First, a number of features are automatically extracted from text. Features are individually measurable properties or characteristics of the data being analyzed. This step is based on various natural language processing filters, ranging from simple word spellers to complex text entropy measuring components. One feature can provide useful information against input (older person’s written text) from a low-level perspective, for example the existence or absence of a single word, to a high-level, for example readability measurement (how easy it is to read the text according to well-known standards). The feature extraction process in FrailSafe led to the creation of 160 distinct features.

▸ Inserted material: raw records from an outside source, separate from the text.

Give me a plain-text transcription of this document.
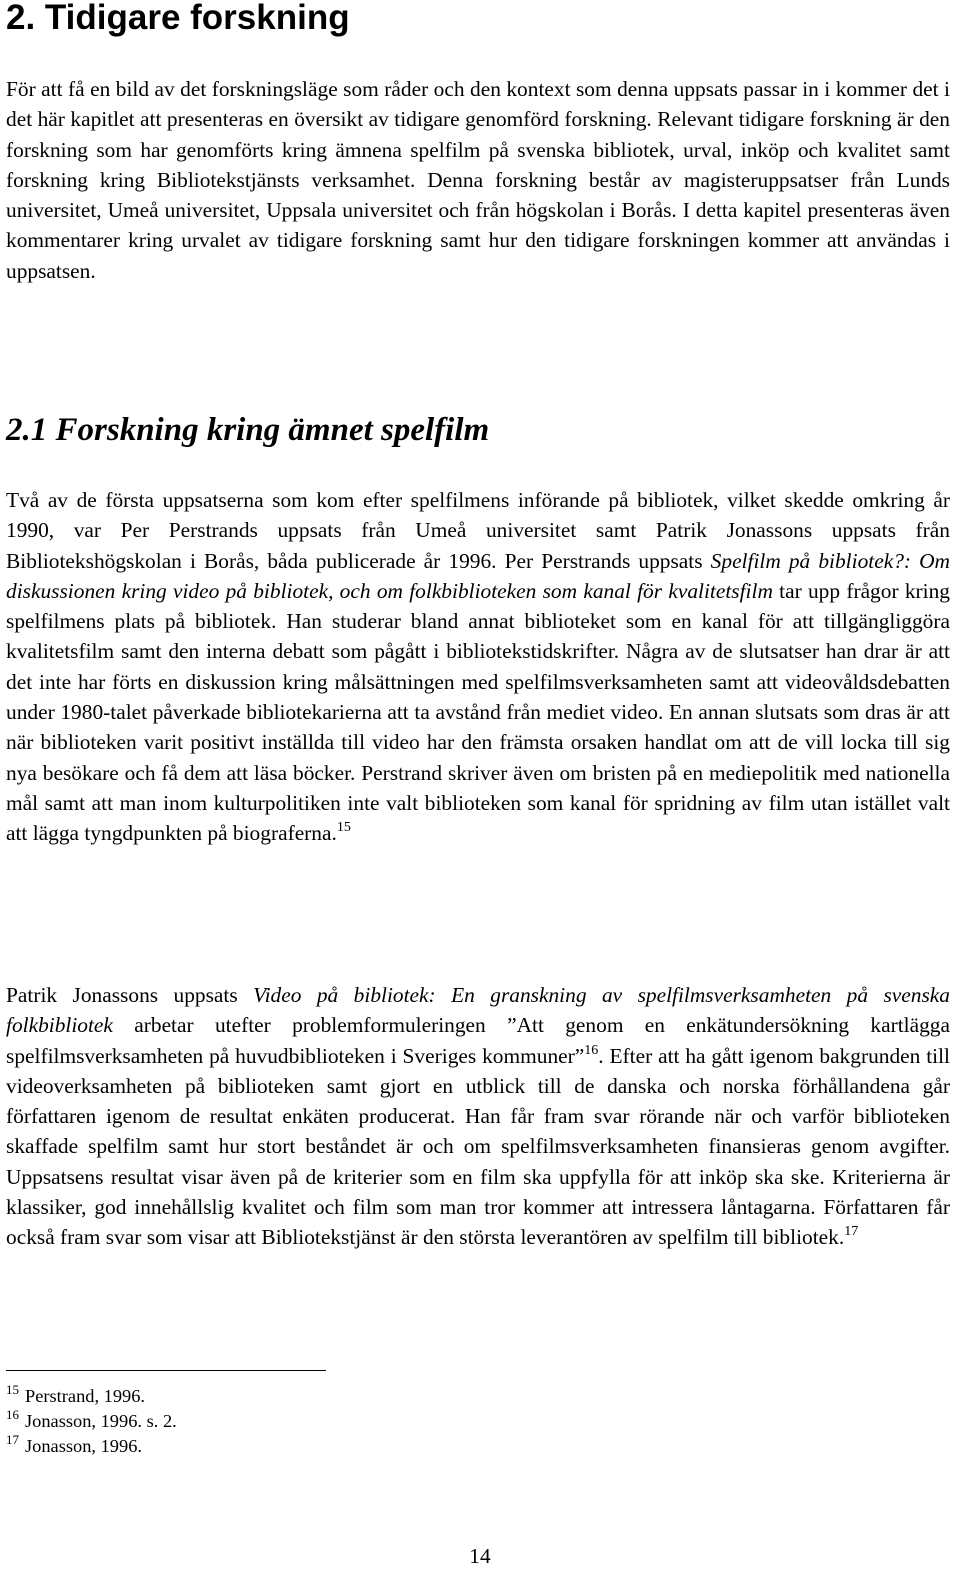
2. Tidigare forskning

För att få en bild av det forskningsläge som råder och den kontext som denna uppsats passar in i kommer det i det här kapitlet att presenteras en översikt av tidigare genomförd forskning. Relevant tidigare forskning är den forskning som har genomförts kring ämnena spelfilm på svenska bibliotek, urval, inköp och kvalitet samt forskning kring Bibliotekstjänsts verksamhet. Denna forskning består av magisteruppsatser från Lunds universitet, Umeå universitet, Uppsala universitet och från högskolan i Borås. I detta kapitel presenteras även kommentarer kring urvalet av tidigare forskning samt hur den tidigare forskningen kommer att användas i uppsatsen.

2.1 Forskning kring ämnet spelfilm

Två av de första uppsatserna som kom efter spelfilmens införande på bibliotek, vilket skedde omkring år 1990, var Per Perstrands uppsats från Umeå universitet samt Patrik Jonassons uppsats från Bibliotekshögskolan i Borås, båda publicerade år 1996. Per Perstrands uppsats Spelfilm på bibliotek?: Om diskussionen kring video på bibliotek, och om folkbiblioteken som kanal för kvalitetsfilm tar upp frågor kring spelfilmens plats på bibliotek. Han studerar bland annat biblioteket som en kanal för att tillgängliggöra kvalitetsfilm samt den interna debatt som pågått i bibliotekstidskrifter. Några av de slutsatser han drar är att det inte har förts en diskussion kring målsättningen med spelfilmsverksamheten samt att videovåldsdebatten under 1980-talet påverkade bibliotekarierna att ta avstånd från mediet video. En annan slutsats som dras är att när biblioteken varit positivt inställda till video har den främsta orsaken handlat om att de vill locka till sig nya besökare och få dem att läsa böcker. Perstrand skriver även om bristen på en mediepolitik med nationella mål samt att man inom kulturpolitiken inte valt biblioteken som kanal för spridning av film utan istället valt att lägga tyngdpunkten på biograferna.$^{15}$

Patrik Jonassons uppsats Video på bibliotek: En granskning av spelfilmsverksamheten på svenska folkbibliotek arbetar utefter problemformuleringen ”Att genom en enkätundersökning kartlägga spelfilmsverksamheten på huvudbiblioteken i Sveriges kommuner”$^{16}$. Efter att ha gått igenom bakgrunden till videoverksamheten på biblioteken samt gjort en utblick till de danska och norska förhållandena går författaren igenom de resultat enkäten producerat. Han får fram svar rörande när och varför biblioteken skaffade spelfilm samt hur stort beståndet är och om spelfilmsverksamheten finansieras genom avgifter. Uppsatsens resultat visar även på de kriterier som en film ska uppfylla för att inköp ska ske. Kriterierna är klassiker, god innehållslig kvalitet och film som man tror kommer att intressera låntagarna. Författaren får också fram svar som visar att Bibliotekstjänst är den största leverantören av spelfilm till bibliotek.$^{17}$

$^{15}$ Perstrand, 1996.
$^{16}$ Jonasson, 1996. s. 2.
$^{17}$ Jonasson, 1996.
14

In a following step, a feature selection process is performed, where the best subset of the available features is chosen, since not all of them are equally informative and it would be neither useful nor convenient to use the full feature space. In FrailSafe, the 160 initial features were ranked according to a well-known scientific procedure (Pearson’s correlation coefficient). Briefly, these features include various readability measures, existence of keywords, sentiment value (sad to happy) and others, which contain information concerning statistical properties of the older person’s text. Finally, the best performing statistical model is selected to fit the data. Since the complexity of FrailSafe data is high, no single model is satisfying enough to be used. For this reason, a technique known as Majority Voting was used combining the best performing models in an ensemble classifier.
The test results revealed that our frailty text analysis model is capable of predicting the three frailty conditions (non-frail, pre-frail, frail) by an average accuracy of 64%. This means that we can use an older person’s written text for our text analysis model to predict the person’s frailty status, and have a 64% chance our prediction of frailty status to be true, which is way better than a random guess with a probability of 33.33% (since we can have three different frailty conditions). To further increase the model prediction accuracy, we investigated the use of a simplified model that reduces the possible predictions to only non-frail and frail. The accuracy achieved in this case was at 84%, nearly a 20% increase. These results are quite encouraging given that these models are based only on text. Higher levels of prediction accuracy are achieved when combining data from other domains including physical, cognitive, behavioural, social and psychological.